“We don’t have to play defense. What we do is incredible. It matters to industries around the world.”
In a keynote speech at SlatorCon London 2025, RWS CEO Benjamin Faes urged attendees — whether language solutions integrators (LSIs), language technology platforms (LTPs), or buyers — to take a proactive approach to exploring and integrating AI.
Content, which Faes called “the heartbeat” of business, has experienced a recent explosion, with generative artificial intelligence, or GenAI, producing in just 18 months the same amount of content created on the internet over the past 30 years.
GPTs have evolved from a “party trick” to “an essential tool to so many industries,” Faes said, from healthcare to life sciences, finance to customer service.

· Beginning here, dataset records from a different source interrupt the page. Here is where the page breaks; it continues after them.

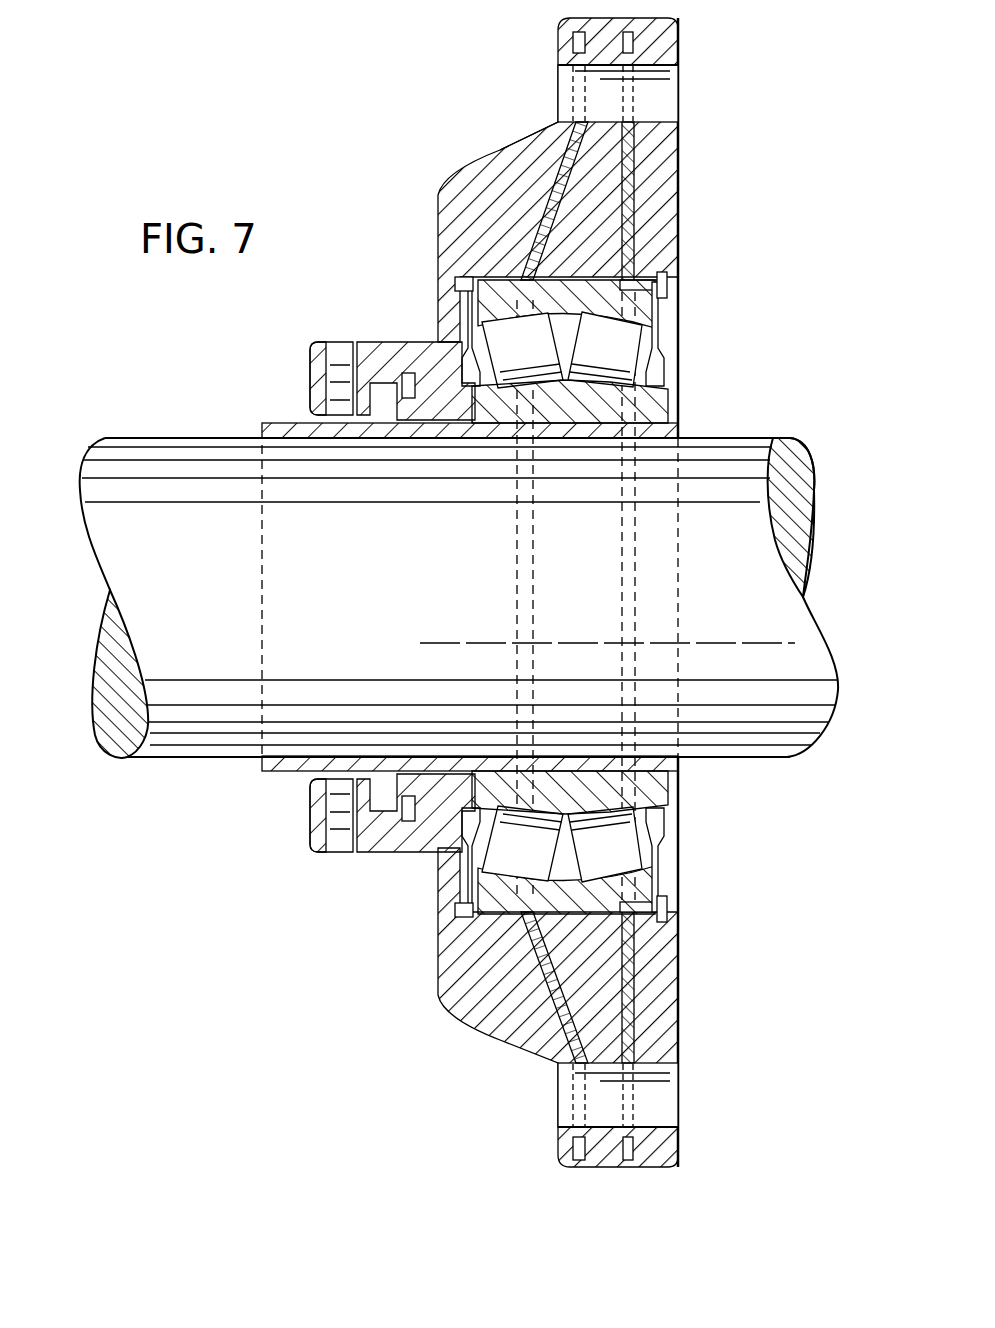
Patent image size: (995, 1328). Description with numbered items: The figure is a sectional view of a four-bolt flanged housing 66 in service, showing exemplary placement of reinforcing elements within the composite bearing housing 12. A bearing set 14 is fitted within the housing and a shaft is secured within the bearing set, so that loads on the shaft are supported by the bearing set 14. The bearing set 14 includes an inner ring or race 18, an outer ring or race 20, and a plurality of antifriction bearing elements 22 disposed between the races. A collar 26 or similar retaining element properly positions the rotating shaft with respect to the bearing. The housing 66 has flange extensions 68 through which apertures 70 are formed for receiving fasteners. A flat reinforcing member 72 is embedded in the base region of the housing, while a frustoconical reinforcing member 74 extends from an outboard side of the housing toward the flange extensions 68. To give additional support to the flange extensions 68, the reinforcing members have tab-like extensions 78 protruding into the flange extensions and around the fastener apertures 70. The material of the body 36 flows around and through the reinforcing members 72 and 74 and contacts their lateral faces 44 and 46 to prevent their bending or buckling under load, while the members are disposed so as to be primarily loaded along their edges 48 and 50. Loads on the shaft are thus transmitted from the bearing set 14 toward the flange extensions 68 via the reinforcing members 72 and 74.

The composite bearing housing 12 is at (107, 489).
The bearing set 14 is at (679, 374).
The inner ring or race 18 is at (652, 417).
The outer ring or race 20 is at (658, 300).
The antifriction bearing elements 22 is at (615, 348).
The collar 26 is at (312, 362).
The body 36 is at (660, 948).
The lateral face 44 is at (612, 992).
The lateral face 46 is at (638, 972).
The edge 48 is at (625, 148).
The edge 50 is at (455, 280).
The four-bolt flanged housing 66 is at (296, 848).
The flange extensions 68 is at (663, 40).
The apertures 70 is at (667, 104).
The flat reinforcing member 72 is at (634, 228).
The frustoconical reinforcing member 74 is at (538, 240).
The tab-like extension 78 is at (645, 1150).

Businesses are struggling to keep up with the pace of change and to make decisions about how to generate content, which steps to automate, and how to engage with their audiences.
RWS conducted a large-scale survey with 4,900+ consumers from around the world. According to their responses, transparency boosts trust: Consumers said they want AI to be labeled so that they know when content has been created by AI. Therefore, businesses can grow trust by explaining how content was created and by referring to the origin of that content.
Moreover, 82% of consumers said they would like humans to be involved in content generation in some form.
Faes shared the principles RWS has adopted in response to the GenAI revolution: understanding “living” content, which is now live, embedded, and personalized; blending human and AI strengths; and designing globally.
Language as the Origin of Content
Faes brings an “outsider” perspective to the language industry, having joined RWS in late 2024 after decades in the tech industry at companies such as Google and AOL France. While providers have long aimed to educate clients on language offerings and their benefits, Faes sees value in taking a step back.
“Content is something that all companies understand,” he said. “So if the message is, ‘I’m gonna help you connect your content with more users,’ there’s something formidable.”
For example, Faes said, 20% of internet users are Chinese, but only 1% of content online is in Chinese.
“Today, I still think, language is, in some shape, a luxury product for companies. There are not many companies that design for a hundred languages because it’s complicated, it costs too much,” Faes explained.


But when a company does choose to create a system that is global and includes localization as part of the tech stack from the start, it can have a major impact.
Faes cited the RWS partnership with content creation platform Canva as a success story. Since 2016 RWS has been a driving force behind Canva’s ambition to make design accessible to everyone, providing expert translation and localization services to enable customers across 190 markets to easily access Canva’s suite of online tools in their own language. Today, more than half (130m) of Canva’s 230m users worldwide interact with the platform in languages other than English — a fact Faes believes is key to Canva’s preeminence in its field.
Riding the AI Shockwave — and Going with the Flow
“Living at the heart of this AI revolution,” as Faes described the moment, has prompted RWS to adopt some new terminology and rethink its offerings and potential benefits to clients.
Dovetailing with Slator’s understanding of the current language industry landscape, RWS has moved away from being “just” a language service provider toward becoming a “content solution partner,” Faes said.


This is evident in the new titles of linguists working for RWS: Formerly known as translators, these professionals are now referred to as “language specialists” or “linguistic specialists,” which Faes said better represents the work they do, which includes reading, changing, and adapting content.
Translation and interpreting may be available for free from certain B2C products, but, Faes said, this does not reflect what companies such as RWS do.
Faes said RWS sees itself as delivering to clients in three ways: by generating better, smarter, scalable content; by transforming content to resonate and connect with audiences around the world; and by protecting data, content, and ideas.
“I think if we unlock that possibility for companies, we can be at the heart of a huge transformation,” Faes said. “It is not the translation that’s important. It’s the connection that we make around the globe.”